Encouragingly, should Ireland go where no Irish team has gone before and reach the semi-finals, it would seem that James Ryan and Robbie Henshaw would be back in the mix given they took part in the eve-of-match captain’s run at the Stade de France.

“They are progressing really nicely and would be available for next week,” said Catt.

After an opening night loss to France, the All Blacks have regrouped with three handsome wins over Namibia, Italy and Uruguay to score the most tries of any team in the pool stages.

“What we’ve seen is the good All Blacks of old, really, exceptionally dangerous ball-in-hand,” said the Irish attack coach. “Joe [Schmidt] has definitely brought a physicality at the breakdown and their ball carrying. Obviously, it was something that Joe was massively passionate about with Ireland as well, especially in the wide breakdowns.

“They put a lot of pressure in those areas, so it’s making sure that we match them physically but being tactically good in the same breath. Across the board they have a hell of a lot of experience, even coming off the bench – you know, Sam Whitelock – these guys that have hundreds of caps really.

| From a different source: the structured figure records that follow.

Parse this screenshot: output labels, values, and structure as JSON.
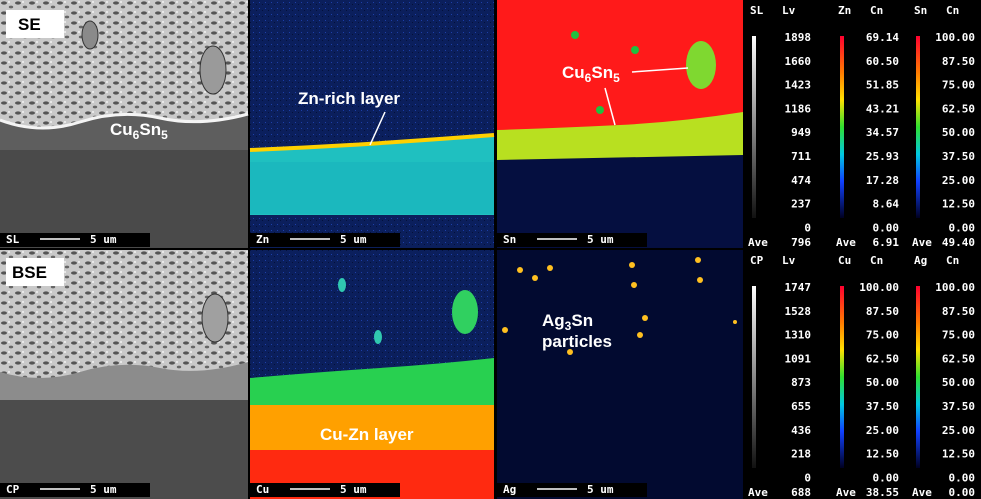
{
  "panels": [
    {
      "label": "SE",
      "scale_name": "SL",
      "scale_text": "5 um"
    },
    {
      "scale_name": "Zn",
      "scale_text": "5 um"
    },
    {
      "scale_name": "Sn",
      "scale_text": "5 um"
    },
    {
      "label": "BSE",
      "scale_name": "CP",
      "scale_text": "5 um"
    },
    {
      "scale_name": "Cu",
      "scale_text": "5 um"
    },
    {
      "scale_name": "Ag",
      "scale_text": "5 um"
    }
  ],
  "annotations": {
    "se_phase": [
      "Cu",
      "6",
      "Sn",
      "5"
    ],
    "zn_layer": "Zn-rich layer",
    "sn_phase": [
      "Cu",
      "6",
      "Sn",
      "5"
    ],
    "ag_phase": [
      "Ag",
      "3",
      "Sn"
    ],
    "ag_particles": "particles",
    "cu_layer": "Cu-Zn layer"
  },
  "legends": [
    [
      {
        "header": [
          "SL",
          "Lv"
        ],
        "levels": [
          "1898",
          "1660",
          "1423",
          "1186",
          "949",
          "711",
          "474",
          "237",
          "0"
        ],
        "ave_label": "Ave",
        "ave": "796",
        "scale": "gray"
      },
      {
        "header": [
          "Zn",
          "Cn"
        ],
        "levels": [
          "69.14",
          "60.50",
          "51.85",
          "43.21",
          "34.57",
          "25.93",
          "17.28",
          "8.64",
          "0.00"
        ],
        "ave_label": "Ave",
        "ave": "6.91",
        "scale": "rainbow"
      },
      {
        "header": [
          "Sn",
          "Cn"
        ],
        "levels": [
          "100.00",
          "87.50",
          "75.00",
          "62.50",
          "50.00",
          "37.50",
          "25.00",
          "12.50",
          "0.00"
        ],
        "ave_label": "Ave",
        "ave": "49.40",
        "scale": "rainbow"
      }
    ],
    [
      {
        "header": [
          "CP",
          "Lv"
        ],
        "levels": [
          "1747",
          "1528",
          "1310",
          "1091",
          "873",
          "655",
          "436",
          "218",
          "0"
        ],
        "ave_label": "Ave",
        "ave": "688",
        "scale": "gray"
      },
      {
        "header": [
          "Cu",
          "Cn"
        ],
        "levels": [
          "100.00",
          "87.50",
          "75.00",
          "62.50",
          "50.00",
          "37.50",
          "25.00",
          "12.50",
          "0.00"
        ],
        "ave_label": "Ave",
        "ave": "38.55",
        "scale": "rainbow"
      },
      {
        "header": [
          "Ag",
          "Cn"
        ],
        "levels": [
          "100.00",
          "87.50",
          "75.00",
          "62.50",
          "50.00",
          "37.50",
          "25.00",
          "12.50",
          "0.00"
        ],
        "ave_label": "Ave",
        "ave": "0.00",
        "scale": "rainbow"
      }
    ]
  ]
}
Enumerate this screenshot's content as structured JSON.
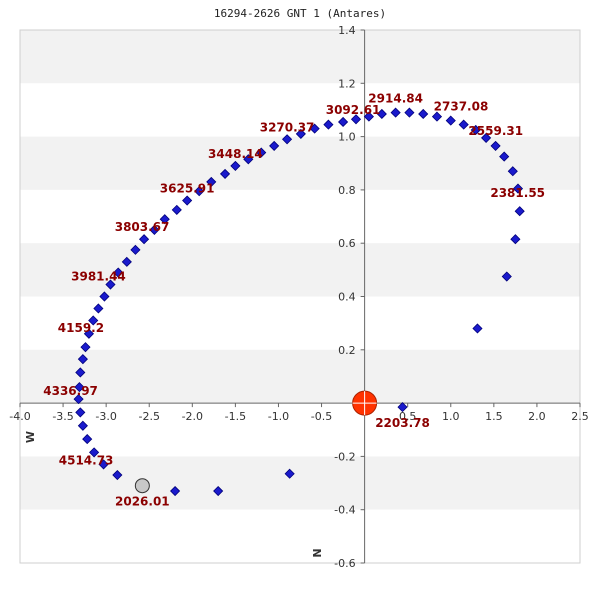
{
  "chart_data": {
    "type": "scatter",
    "title": "16294-2626 GNT   1 (Antares)",
    "xlabel": "W",
    "ylabel": "N",
    "xlim": [
      -4.0,
      2.5
    ],
    "ylim": [
      -0.6,
      1.4
    ],
    "x_ticks": [
      -4.0,
      -3.5,
      -3.0,
      -2.5,
      -2.0,
      -1.5,
      -1.0,
      -0.5,
      0.5,
      1.0,
      1.5,
      2.0,
      2.5
    ],
    "x_tick_labels": [
      "-4.0",
      "-3.5",
      "-3.0",
      "-2.5",
      "-2.0",
      "-1.5",
      "-1.0",
      "-0.5",
      "0.5",
      "1.0",
      "1.5",
      "2.0",
      "2.5"
    ],
    "y_ticks": [
      1.4,
      1.2,
      1.0,
      0.8,
      0.6,
      0.4,
      0.2,
      -0.2,
      -0.4,
      -0.6
    ],
    "y_tick_labels": [
      "1.4",
      "1.2",
      "1.0",
      "0.8",
      "0.6",
      "0.4",
      "0.2",
      "-0.2",
      "-0.4",
      "-0.6"
    ],
    "grid": "horizontal bands",
    "band_colors": [
      "#f2f2f2",
      "#ffffff"
    ],
    "point_color": "#1a1acc",
    "primary": {
      "x": 0.0,
      "y": 0.0,
      "color": "#ff3300"
    },
    "current": {
      "x": -2.58,
      "y": -0.31,
      "label": "2026.01",
      "color": "#c8c8c8"
    },
    "points": [
      [
        0.44,
        -0.015
      ],
      [
        1.31,
        0.28
      ],
      [
        1.65,
        0.475
      ],
      [
        1.75,
        0.615
      ],
      [
        1.8,
        0.72
      ],
      [
        1.78,
        0.805
      ],
      [
        1.72,
        0.87
      ],
      [
        1.62,
        0.925
      ],
      [
        1.52,
        0.965
      ],
      [
        1.41,
        0.995
      ],
      [
        1.29,
        1.025
      ],
      [
        1.15,
        1.045
      ],
      [
        1.0,
        1.06
      ],
      [
        0.84,
        1.075
      ],
      [
        0.68,
        1.085
      ],
      [
        0.52,
        1.09
      ],
      [
        0.36,
        1.09
      ],
      [
        0.2,
        1.085
      ],
      [
        0.05,
        1.075
      ],
      [
        -0.1,
        1.065
      ],
      [
        -0.25,
        1.055
      ],
      [
        -0.42,
        1.045
      ],
      [
        -0.58,
        1.03
      ],
      [
        -0.74,
        1.01
      ],
      [
        -0.9,
        0.99
      ],
      [
        -1.05,
        0.965
      ],
      [
        -1.2,
        0.94
      ],
      [
        -1.35,
        0.915
      ],
      [
        -1.5,
        0.89
      ],
      [
        -1.62,
        0.86
      ],
      [
        -1.78,
        0.83
      ],
      [
        -1.92,
        0.795
      ],
      [
        -2.06,
        0.76
      ],
      [
        -2.18,
        0.725
      ],
      [
        -2.32,
        0.69
      ],
      [
        -2.44,
        0.65
      ],
      [
        -2.56,
        0.615
      ],
      [
        -2.66,
        0.575
      ],
      [
        -2.76,
        0.53
      ],
      [
        -2.86,
        0.49
      ],
      [
        -2.95,
        0.445
      ],
      [
        -3.02,
        0.4
      ],
      [
        -3.09,
        0.355
      ],
      [
        -3.15,
        0.31
      ],
      [
        -3.2,
        0.26
      ],
      [
        -3.24,
        0.21
      ],
      [
        -3.27,
        0.165
      ],
      [
        -3.3,
        0.115
      ],
      [
        -3.31,
        0.06
      ],
      [
        -3.32,
        0.015
      ],
      [
        -3.3,
        -0.035
      ],
      [
        -3.27,
        -0.085
      ],
      [
        -3.22,
        -0.135
      ],
      [
        -3.14,
        -0.185
      ],
      [
        -3.03,
        -0.23
      ],
      [
        -2.87,
        -0.27
      ],
      [
        -2.58,
        -0.31
      ],
      [
        -2.2,
        -0.33
      ],
      [
        -1.7,
        -0.33
      ],
      [
        -0.87,
        -0.265
      ]
    ],
    "labels": [
      {
        "x": 0.44,
        "y": -0.015,
        "text": "2203.78"
      },
      {
        "x": 1.8,
        "y": 0.72,
        "text": "2381.55"
      },
      {
        "x": 1.29,
        "y": 1.025,
        "text": "2559.31"
      },
      {
        "x": 0.84,
        "y": 1.075,
        "text": "2737.08"
      },
      {
        "x": 0.36,
        "y": 1.09,
        "text": "2914.84"
      },
      {
        "x": -0.25,
        "y": 1.055,
        "text": "3092.61"
      },
      {
        "x": -0.9,
        "y": 0.99,
        "text": "3270.37"
      },
      {
        "x": -1.5,
        "y": 0.89,
        "text": "3448.14"
      },
      {
        "x": -2.06,
        "y": 0.76,
        "text": "3625.91"
      },
      {
        "x": -2.56,
        "y": 0.615,
        "text": "3803.67"
      },
      {
        "x": -2.95,
        "y": 0.445,
        "text": "3981.44"
      },
      {
        "x": -3.2,
        "y": 0.26,
        "text": "4159.2"
      },
      {
        "x": -3.32,
        "y": 0.015,
        "text": "4336.97"
      },
      {
        "x": -3.14,
        "y": -0.185,
        "text": "4514.73"
      }
    ]
  }
}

“They are very experienced and know exactly what they need to do to win these big occasions. It’s going to be a great test match and we’re looking forward to it.”

Dan Sheehan played down the mental baggage of past quarter-final exits by stressing this was a new Irish team with a new attitude, and discussing the anticipated invasion of tens of thousands of Irish supporters again, said: “We said at the start of the competition we want to go the whole way.

“We think we have the squad to do it. But we can’t look past tomorrow. The pride of being in this squad, it extends further than me, family, friends, the amount of people I have travelling over every week just to see me for two seconds after the game.

“I know they come over for a bit of a party but I think it’s great to bring a bit of enjoyment, a bit of pride to the Irish people. Something I always think about is how many people it touches back home.

Potentially, this could be Johnny Sexton’s final game in an Ireland shirt, or any shirt for that matter.

“Even last week building into Scotland, obviously there was a chance that could be his last ever game,” said Caelan Doris, adding: “He said that to us as a group. What an unbelievable player and leader he has been for Ireland for so many years.

“I think all the players would agree that the standards he sets raise everyone else’s game. He is almost like having another coach on the pitch. He seems to have like a bird’s-eye view, he seems to see everything regardless of where you are.

“He catches every mistake, you can’t get away with anything with him around, which is obviously a good thing for the most part, except when he is shouting at you for those few seconds.

“He definitely brings us to another level, so valuable for the younger guys, for the two of us coming in. The way he prepares for a game, he absolutely loves the game, puts everything into it. The utmost professional.”